As a Liberal Democrat eternal optimism is something of of a pre-requisite. I joined the party when it had 22 seats and 22% of the national vote. I anticipate we’ll still get more than that after this election. I’m holding out for about 40 which is in excess of what pollsters predict. My reason for this optimism is that Liberal Democrat votes are local votes, and once in place Liberal Democrat MPs are difficult to dislodge, basically because they do a good job for their constituents (see here). 

The most interesting thing will be the SNP. I’m finding it a bit difficult to believe the predictions of an SNP landslide in Scotland, perhaps erroneously. My thinking is that they lost the independence referendum by some margin outside the central belt. It’s possible that the rise of the SNP vote represents a wider disaffection with Labour, not seeing them as representing Scottish interests in Westminster. I’m really struggling to believe they will exceed 50 seats but this is my biggest opportunity to be really wrong. Dropping the SNP seat count will benefit Labour.

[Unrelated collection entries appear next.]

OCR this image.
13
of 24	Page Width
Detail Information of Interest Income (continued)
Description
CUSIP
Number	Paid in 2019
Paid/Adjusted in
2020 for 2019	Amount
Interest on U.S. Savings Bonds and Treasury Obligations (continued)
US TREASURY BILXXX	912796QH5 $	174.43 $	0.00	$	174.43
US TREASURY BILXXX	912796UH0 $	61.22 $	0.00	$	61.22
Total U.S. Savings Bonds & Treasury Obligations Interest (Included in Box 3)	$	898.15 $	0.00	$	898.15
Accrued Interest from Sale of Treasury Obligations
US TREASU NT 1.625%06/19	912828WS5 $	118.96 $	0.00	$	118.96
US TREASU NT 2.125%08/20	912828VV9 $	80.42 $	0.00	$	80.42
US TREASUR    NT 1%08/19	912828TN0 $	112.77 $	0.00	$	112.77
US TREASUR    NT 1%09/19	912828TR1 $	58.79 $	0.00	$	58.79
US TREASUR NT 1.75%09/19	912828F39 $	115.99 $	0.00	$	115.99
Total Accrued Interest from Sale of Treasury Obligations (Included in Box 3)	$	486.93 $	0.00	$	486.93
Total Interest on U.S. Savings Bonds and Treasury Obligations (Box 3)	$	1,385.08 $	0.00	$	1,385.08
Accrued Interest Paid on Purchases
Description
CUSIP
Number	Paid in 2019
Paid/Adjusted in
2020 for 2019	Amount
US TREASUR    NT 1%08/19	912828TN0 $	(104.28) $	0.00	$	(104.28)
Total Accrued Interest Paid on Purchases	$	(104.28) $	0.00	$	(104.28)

UKIP will get nowhere, I actually have a bet with someone that they will have no further MPs beyond the two they currently have by defection. I anticipate they will poll relatively highly (i.e. above 10%), similarly the Greens who I don’t think will get a further seat. I suspect many will be jolly glad that UKIPs votes don’t convert into seats, perhaps fewer will be pleased when the same thing happens to the Greens for the same reason.

The likelihood is that no one party or even pair of parties (aside from Labour and Tory) will have sufficient seats to form a stable coalition. The key interesting thing is whether SNP or Liberal Democrats will have sufficient seats to make a coalition government, or at least a confidence-and-supply government with either Labour or Tory. It’s difficult to see the Liberal Democrats going for another round of coalition with the Tories with any enthusiasm, I see a fair chunk of the party being happy to try it with Labour. I’m not sure Labour will want coalition, they appear to have ruled it out absolutely with the SNP.

A Labour – SNP coalition would very definitely not be what we voted for, no English or Welsh voter could have voted for the SNP. The SNP is standing no candidates outside of Scotland. The party leader, Nicola Sturgeon, is not standing for a Westminster seat. The votes SNP MPs make in Westminster will often not effect their constituents, only those of English and Welsh constituents (see here). The SNP has shown little interest in matters south of the border other than to blame the English for all their woes, and to ensure that English students in Scottish universities pay English levels of fees whilst Scots, and indeed students from the rest of the EU, don’t. Not a happy guide as to how they might treat English interests in future. I can see a Labour-SNP coalition being quite damaging for Labour since I can imagine both Tories and Liberal Democrats will make a great deal of this lack of mandate.

Left thinking people, on the whole, appear happy with the electoral status quo. And so too do the Conservatives, the clue is in the name. But truly the Westminster system is broken, the Scots benefit from a fair degree of independence from Westminster with elections held using proportional systems at both local and national level. The rest of the UK could do with the same.